Ever since Washington Mutual here announced that it would buy HomeSide Lending and its $150 billion servicing portfolio, Alltel has known that one of its best servicing customers might disappear.
As one WaMu insider put it, "We bought them because of their servicing system."
The "servicing system" is a reference to an in-house servicing technology platform and related software that was being built by HomeSide when National Bank of Australia, HomeSide's parent, decided that it had had enough of the U.S. mortgage market.
The HomeSide servicing deal closed in October, but according to sources both in and outside the company, the key question has now become: just how fast can WaMu put all of its $743 billion in housing receivables on the in-house system?
One WaMu official told Mortgage Servicing News that the goal is to complete the servicing platform conversion by the end of 2003.
WaMu has a servicing market share north of 12%, which means that the company probably services about 12% of the nation's $6.1 trillion in outstanding residential loans.
For the Jacksonville-based Alltel, it's a huge client and a huge contract for its mortgage information services division. (HomeSide is also based in Jacksonville, Fla.)
One Alltel official noted that "WaMu is an important client. We do mortgages for them, servicing, collections, retail, data warehouse and platform/teller."
One consultant, requesting his name not be used, said that WaMu's conversion will hurt Alltel's servicing business, but it's hard to say by how much.
It's also unclear that when WaMu converts over, whether it will still use Alltel for other vendor-related services.
Another Alltel official, requesting his name not be used, told MSN, "WaMu is giving us no confirmation of their business strategy."
Another issue tied to all of this is whether Alltel's parent in Little Rock, Ark. will sell Alltel's mortgage business.
One investment banker said the parent has considered selling its mortgage division in the past, "but it was never anything formal."

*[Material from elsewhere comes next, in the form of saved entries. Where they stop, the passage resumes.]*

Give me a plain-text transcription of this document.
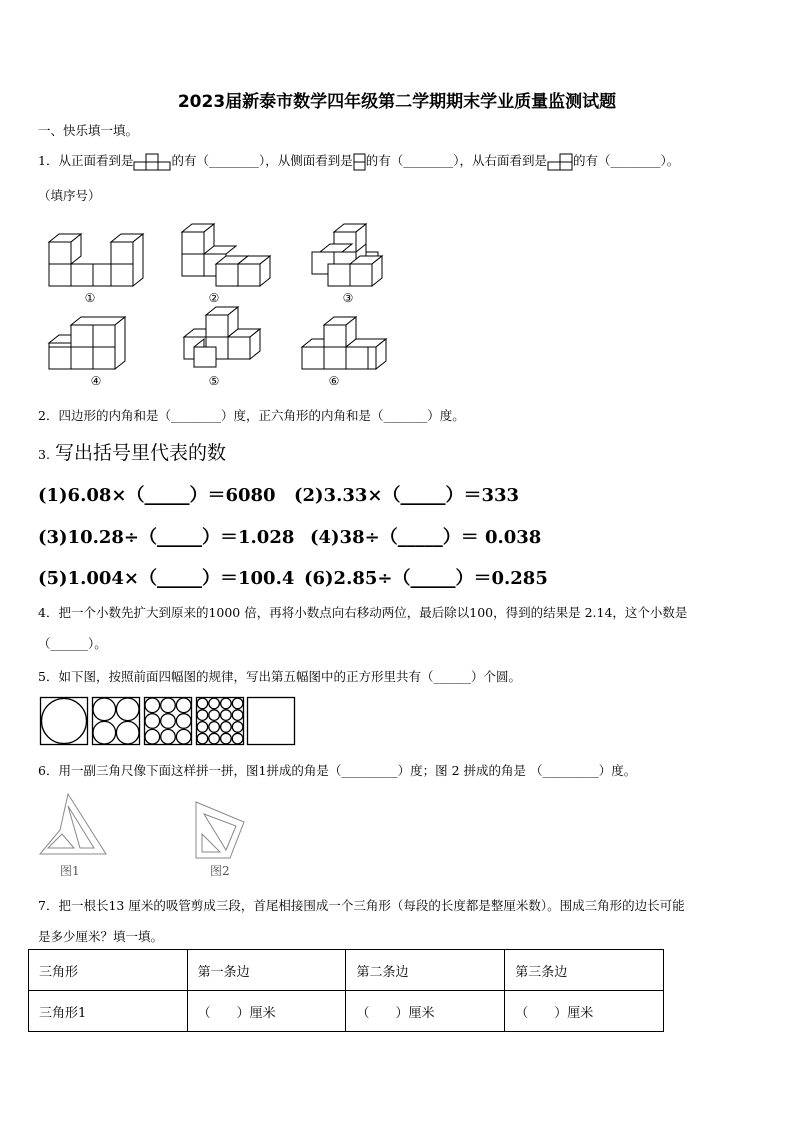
2023届新泰市数学四年级第二学期期末学业质量监测试题
一、快乐填一填。
1．从正面看到是	的有（________），从侧面看到是 的有（________），从右面看到是 的有（________）。
（填序号）
①	②	③
④	⑤	⑥
2．四边形的内角和是（________）度，正六角形的内角和是（_______）度。
3. 写出括号里代表的数
(1)6.08×（_____）＝6080 (2)3.33×（_____）＝333
(3)10.28÷（_____）＝1.028 (4)38÷（_____）＝ 0.038
(5)1.004×（_____）＝100.4 (6)2.85÷（_____）＝0.285
4．把一个小数先扩大到原来的1000 倍，再将小数点向右移动两位，最后除以100，得到的结果是 2.14，这个小数是
（______）。
5．如下图，按照前面四幅图的规律，写出第五幅图中的正方形里共有（______）个圆。
6．用一副三角尺像下面这样拼一拼，图1拼成的角是（_________）度；图 2 拼成的角是 （_________）度。
图1	图2
7．把一根长13 厘米的吸管剪成三段，首尾相接围成一个三角形（每段的长度都是整厘米数）。围成三角形的边长可能
是多少厘米？填一填。
三角形	第一条边	第二条边	第三条边
三角形1	（　　）厘米	（　　）厘米	（　　）厘米
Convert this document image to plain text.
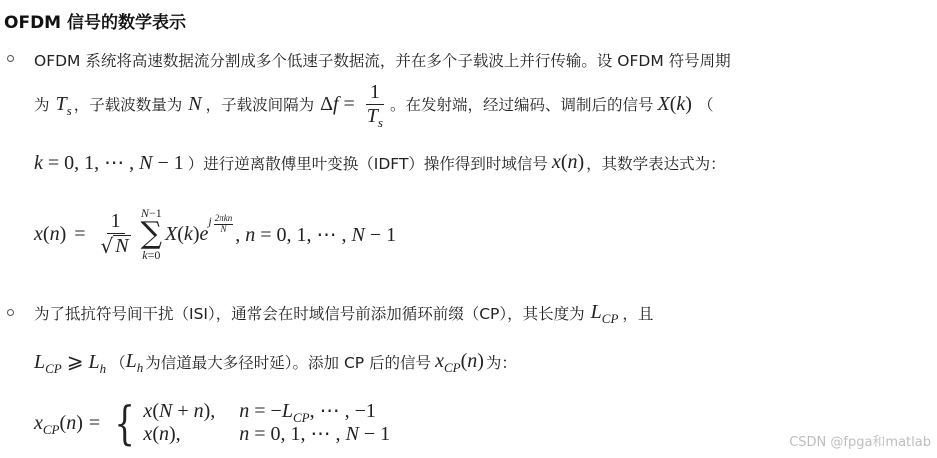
OFDM 信号的数学表示
OFDM 系统将高速数据流分割成多个低速子数据流，并在多个子载波上并行传输。设 OFDM 符号周期
为 $T_s$ ，子载波数量为 N ，子载波间隔为 Δ $f = \frac{1}{T_s}$ 。在发射端，经过编码、调制后的信号 X(k) （
k = 0, 1, ⋯ , N − 1 ）进行逆离散傅里叶变换（IDFT）操作得到时域信号 x(n) ，其数学表达式为：
$x(n) = \frac{1}{√ N} N-1$
∑
k=0
X(k)e
j 2πkn
N , n = 0, 1, ⋯ , N − 1
为了抵抗符号间干扰（ISI），通常会在时域信号前添加循环前缀（CP），其长度为 $L_{CP}$ ，且
$L_{CP}$ ⩾ $L_h$ （ $L_h$ 为信道最大多径时延）。添加 CP 后的信号 $x_{CP}(n)$ 为：
$x_{CP}(n)$ = { x(N + n), $n = -L_{CP}$, ⋯ , −1
x(n),	n = 0, 1, ⋯ , N − 1	CSDN @fpga和matlab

Recently, rumors were circulating in the industry that Fidelity National Financial, Irvine, Calif., might consider making an offer for Alltel's mortgage unit.

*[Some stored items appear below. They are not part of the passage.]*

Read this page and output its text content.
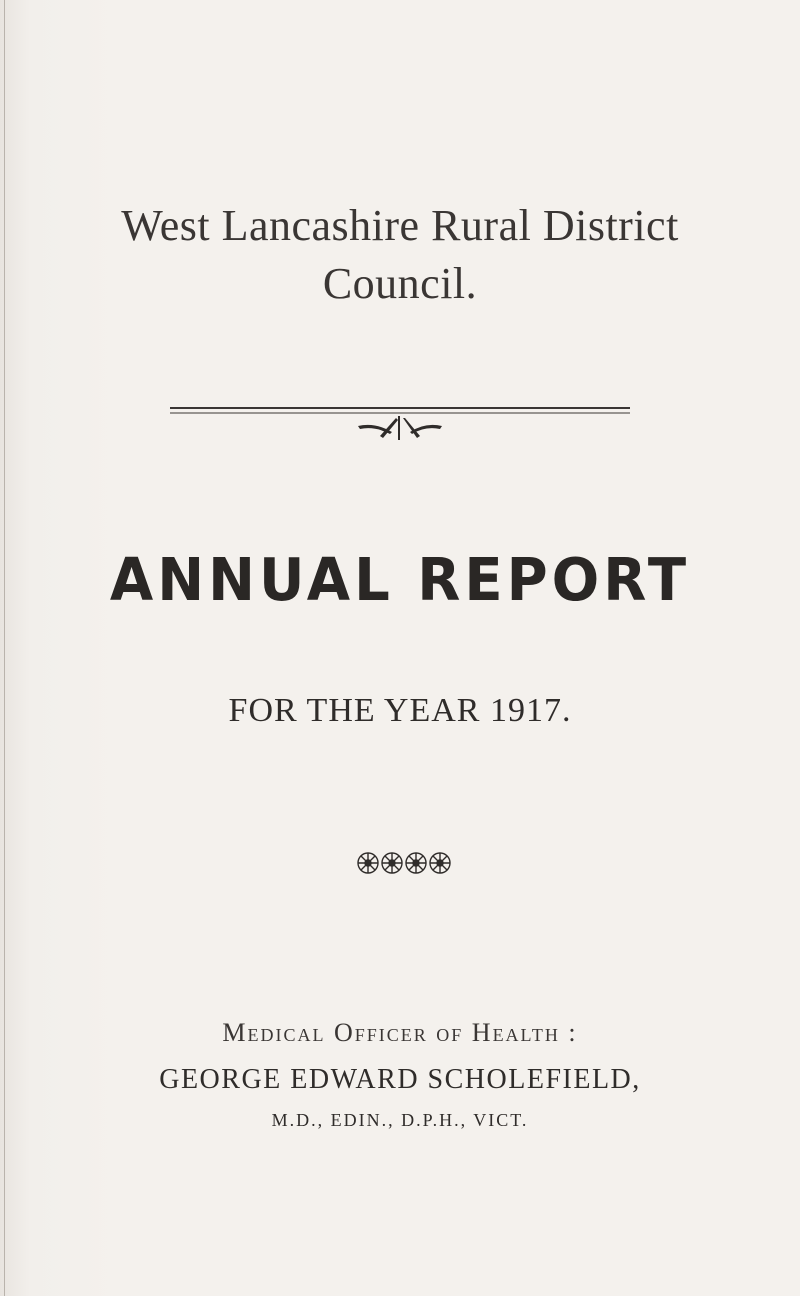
West Lancashire Rural District
Council.
ANNUAL REPORT
FOR THE YEAR 1917.
Medical Officer of Health :
GEORGE EDWARD SCHOLEFIELD,
M.D., EDIN., D.P.H., VICT.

An Alltel spokesman in Little Rock said, "We don't respond to rumors and speculation." Fidelity National executives could not be reached for comment.
If Alltel does decide to sell its mortgage information division, it might fetch at least $1.7 billion for the unit.
In an article in National Mortgage News in late December, technology consultant Jeff Lebowitz of MorTech suggested that Fiserv might want to buy Alltel's mortgage business, but Mr. Lebowitz later clarified that he has no knowledge of Fiserv being officially interested.